Z biegiem dni. Pamiętnik minionego roku

13 sierpnia 2024


Z biegiem dni.
Pamiętnik minionego roku
Wydawnictwo Literackie, Kraków 2024

Rekomendacja: 5/7
Ocena okładki: 4/5

Ustosunkować się do życia
– w rękopisie

Albercik, wychodzimy!”
(Maks Paradys do Alberta Starskiego w jednej
ze scen „Seksmisji” Juliusza Machulskiego)

No i wyszedł… Ale sam – i na zawsze. Dlaczego? Bo Matka Natura tak to urządziła – wszystkich powołuje, a potem odwołuje. Odwołani wychodzą. Ale nie od razu bezpowrotnie – bo przecież nie z pamięci, nie z emocji ani serc tych, którzy jeszcze na trochę zostają. Taki niekończący się korowód z zakładkami.

Jerzy Stuhr był wielkim aktorem. Mamy wprawdzie urodzaj wielkich aktorów – ale może bezpieczniej byłoby powiedzieć, że mieliśmy. Do niedawna. Bowiem szybko odchodzą (tym akurat rządzi biologia…), a po nich cóś taka… Nie, nie pustka zupełna, jeno dziura. Pokoleniowa jakby, ale nie całkiem. Nie ma bowiem płynnego wskakiwania na wyższą półkę; nikt nie mości się w butach po-mistrzowskich. Owszem, są uzurpatorzy, ale nikt ich poważnie nie traktuje (poza zblatowanymi materialnie krytykami). Zresztą – któż zastąpiłby Stuhra. Nawet jego syn Maciej – aktor skądinąd znakomity – się nie kwapi; czuje, że jest z innej bajki, choć warsztatowo jest wszechstronny i byłby na odpowiednim poziomie.
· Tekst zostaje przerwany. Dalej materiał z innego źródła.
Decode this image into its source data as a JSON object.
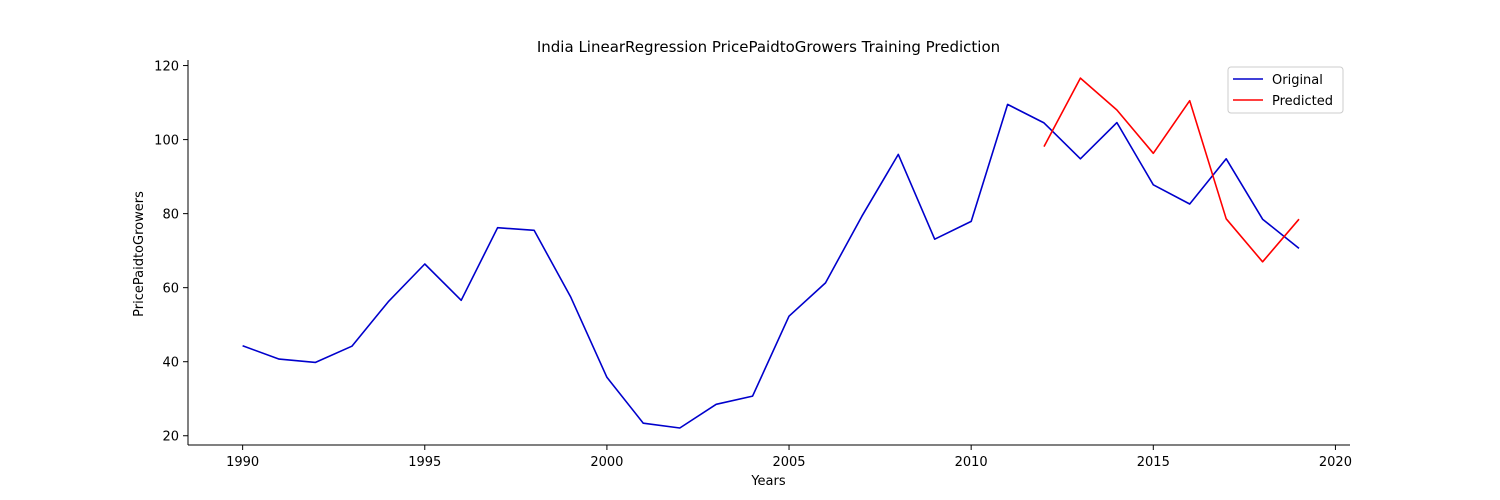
{
  "chart_data": {
    "type": "line",
    "title": "India LinearRegression PricePaidtoGrowers Training Prediction",
    "xlabel": "Years",
    "ylabel": "PricePaidtoGrowers",
    "xlim": [
      1988.5,
      2020.4
    ],
    "ylim": [
      17.5,
      121.5
    ],
    "xticks": [
      1990,
      1995,
      2000,
      2005,
      2010,
      2015,
      2020
    ],
    "yticks": [
      20,
      40,
      60,
      80,
      100,
      120
    ],
    "grid": false,
    "legend": "top-right",
    "series": [
      {
        "name": "Original",
        "color": "#0000cc",
        "x": [
          1990,
          1991,
          1992,
          1993,
          1994,
          1995,
          1996,
          1997,
          1998,
          1999,
          2000,
          2001,
          2002,
          2003,
          2004,
          2005,
          2006,
          2007,
          2008,
          2009,
          2010,
          2011,
          2012,
          2013,
          2014,
          2015,
          2016,
          2017,
          2018,
          2019
        ],
        "y": [
          44.3,
          40.7,
          39.8,
          44.2,
          56.2,
          66.4,
          56.6,
          76.2,
          75.5,
          57.6,
          35.8,
          23.4,
          22.1,
          28.5,
          30.7,
          52.3,
          61.3,
          79.3,
          96.0,
          73.1,
          77.9,
          109.5,
          104.5,
          94.8,
          104.6,
          87.8,
          82.6,
          94.8,
          78.5,
          70.6
        ]
      },
      {
        "name": "Predicted",
        "color": "#ff0000",
        "x": [
          2012,
          2013,
          2014,
          2015,
          2016,
          2017,
          2018,
          2019
        ],
        "y": [
          98.1,
          116.6,
          108.0,
          96.3,
          110.5,
          78.6,
          67.0,
          78.5
        ]
      }
    ]
  }
}
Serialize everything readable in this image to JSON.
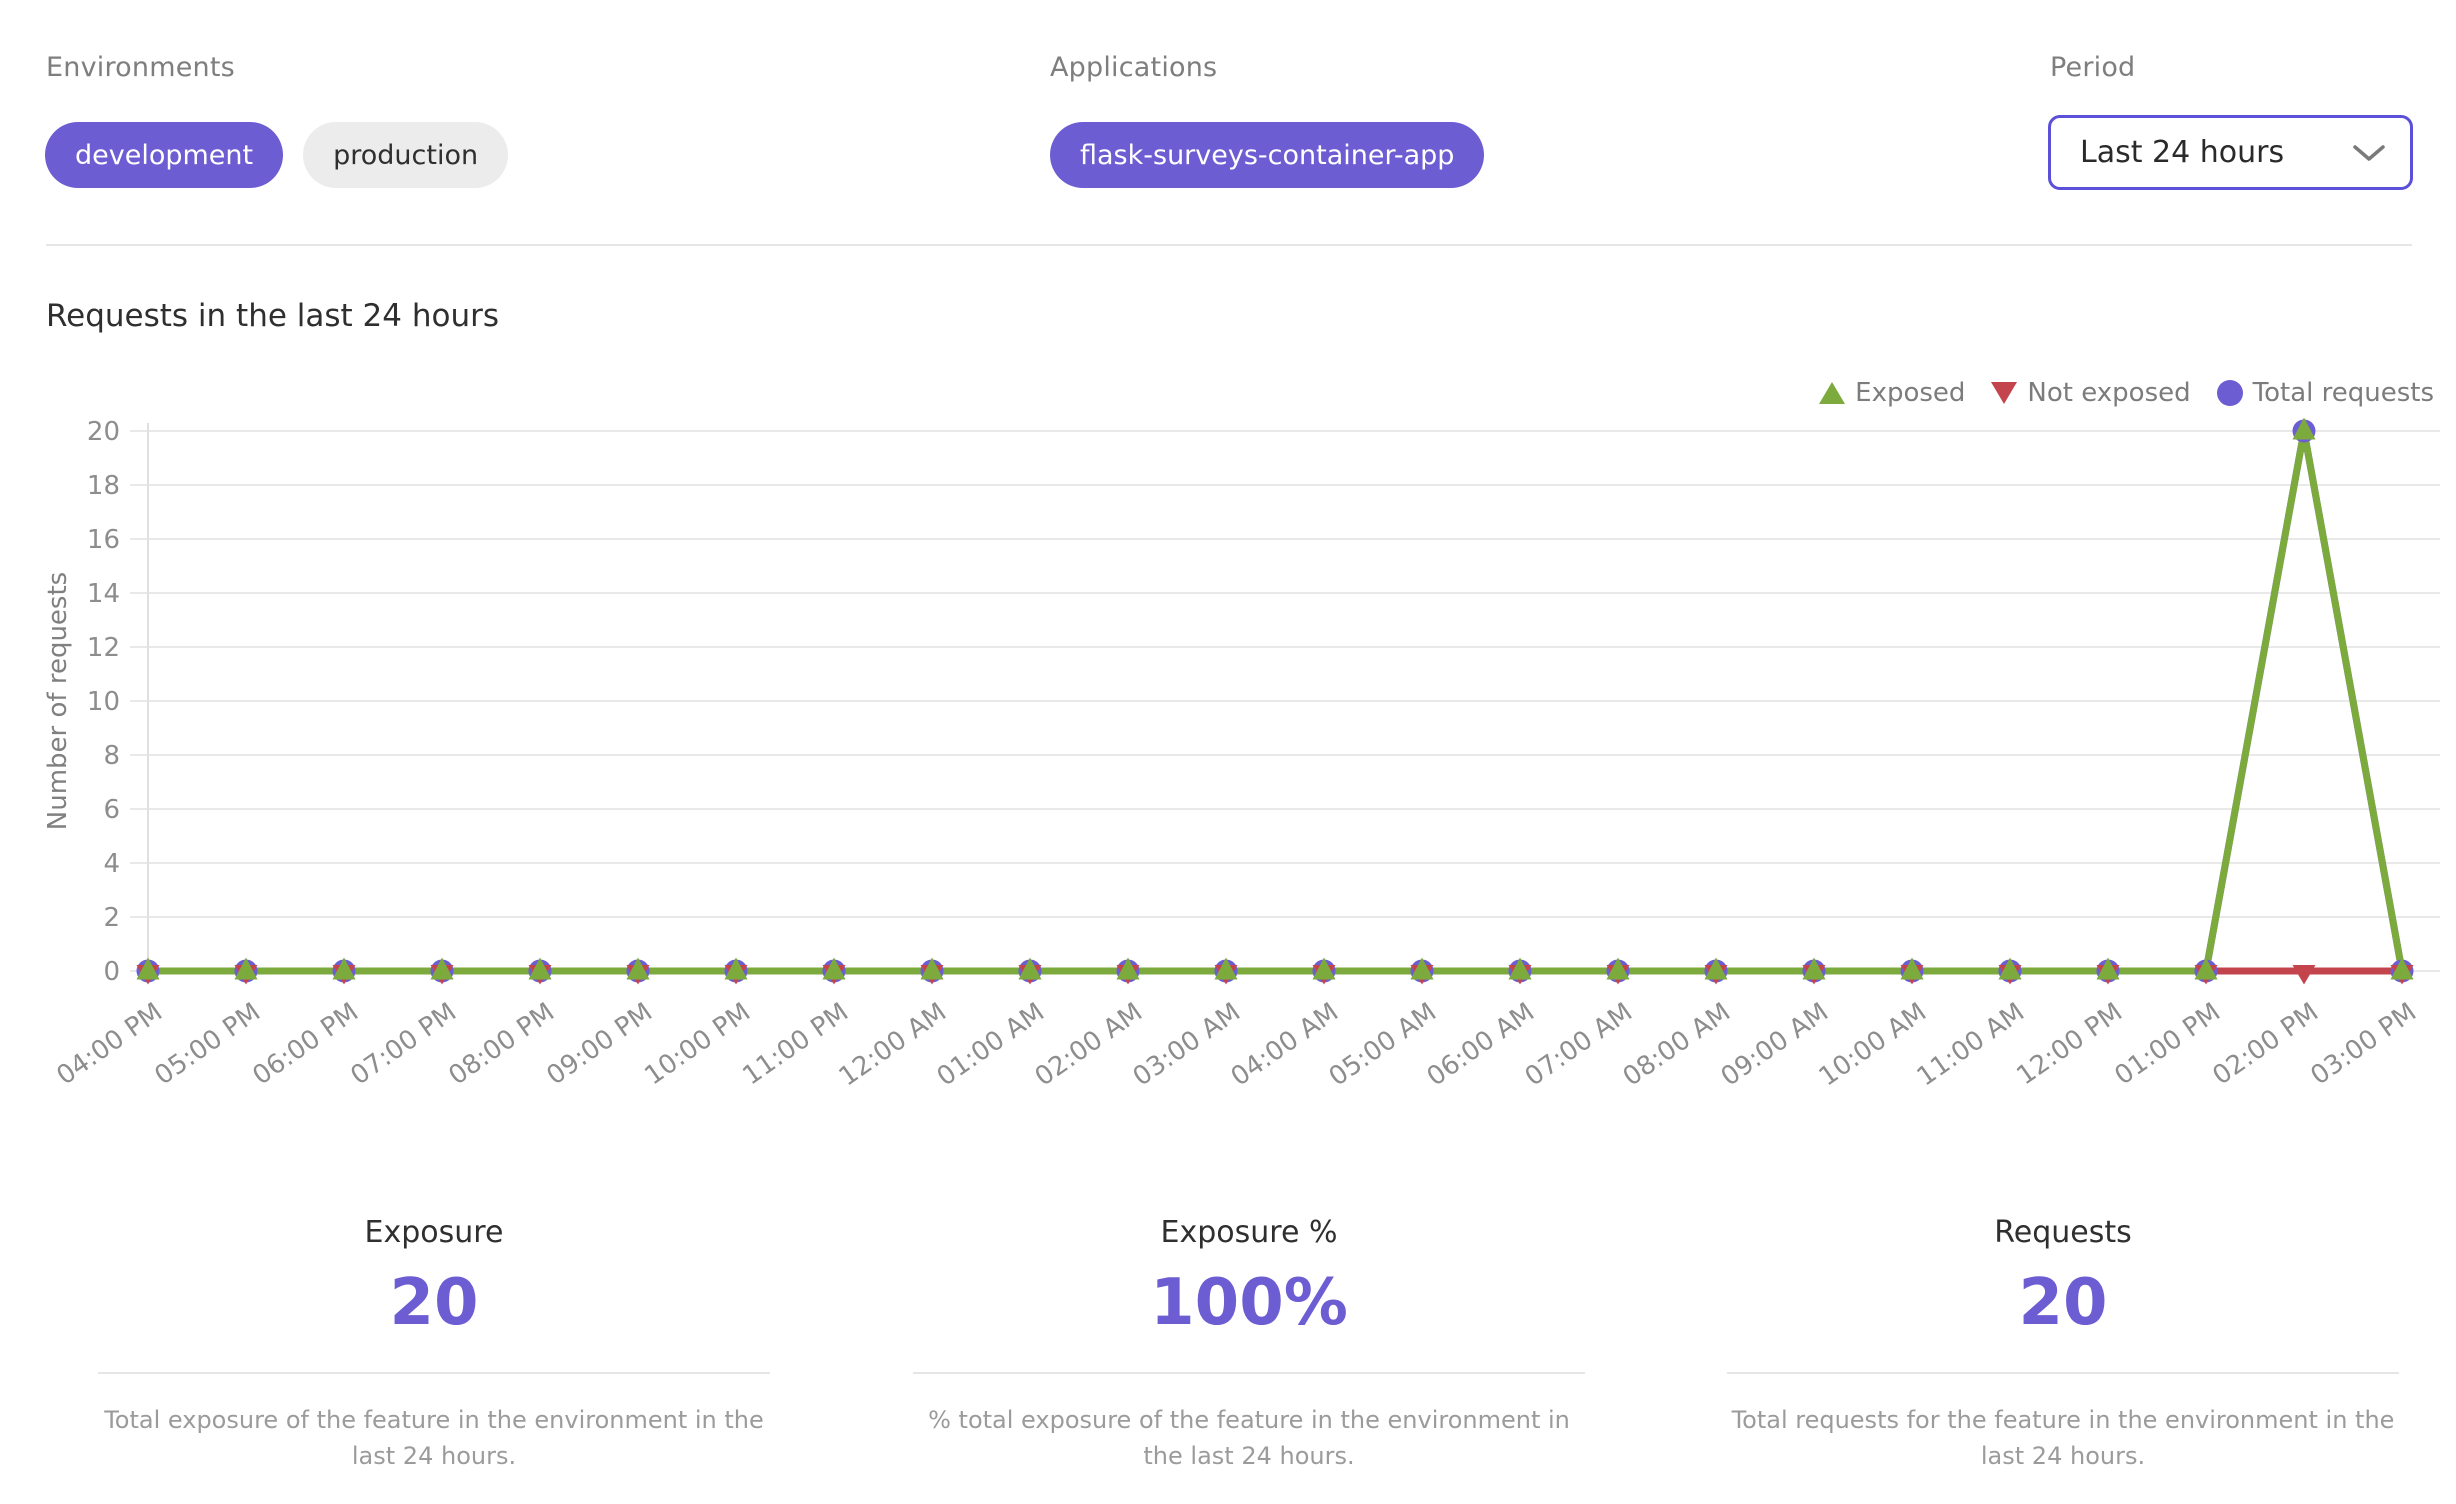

Zresztą nie o to przecież chodzi. Nie chodzi o to, by „wychodzących” majstrów zastępowali inni, w stosunku 1:1, by pojawiały się imitacje będące kontynuacjami. Chodzi po prostu o ruch w interesie – nowe nazwiska na nowych afiszach, nowe owacje, nowe kwiaty. A że się stare z nowym nie spina? No cóż, za parę sezonów się zepnie. A poza tym jest filmoteka, są telewizyjne archiwa, są teatry pamięci każdego z nas – widzów.

Ze Stuhrem jeszcze jeden problem jest. Nie dość, że wielkim aktorem był, profesjonalnie i perfekcyjnie władającym słowem cudzym, w cudzym kostiumie i z wyuczonym gestem. To należy do imponderabiliów zawodu – wbrew temu, o czym sam śpiewał na festiwalu w Opolu (w roku 1977 bodajże). „Śpiewać każdy może/trochę lepiej lub trochę gorzej/ale nie o to chodzi/jak co komu wychodzi” (z tekstem arcydzielnym Jonasza Kofty). Otóż to nie tak – bowiem dokładnie o to właśnie chodzi, jak co komu wychodzi. W zbiorze przysłów-porzekadeł polskich, obrazujących stan ducha i umysłów naszych rodaków-szaraków, jest buńczuczne „nie święci garnki lepią” (że niby każdy może wszystko i nie potrzeba być wyjątkowym). Nic bardziej głupiego… Wybitny polski poeta (zapomniany nieco, a szkoda) Julian Ejsmond miał na to replikę-kontynuację: nie święci garnki lepią, ale garncarze.

Jerzy Stuhr był garncarzem. Na najwyższym możliwym poziomie rzemieślniczej, odtwórczej perfekcji i zarazem kreatywnej wyobraźni artystycznej. Był wartością dodaną do tekstu, do scenariusza, do partytury… Stop – napisałem „do partytury”? Przecież nie grał na instrumentach, nie uprawiał wokalu (poza wspomnianym już ekscesem opolskim). Ale każdy, kto go widział na scenie w „Kontrabasiście” Süskinda, wie, co mam na myśli i co wspominam. Lecz przecie aktorstwo nie jest całą prawdą o Stuhrze, nie wyczerpuje tematu, nie zasłania portretu.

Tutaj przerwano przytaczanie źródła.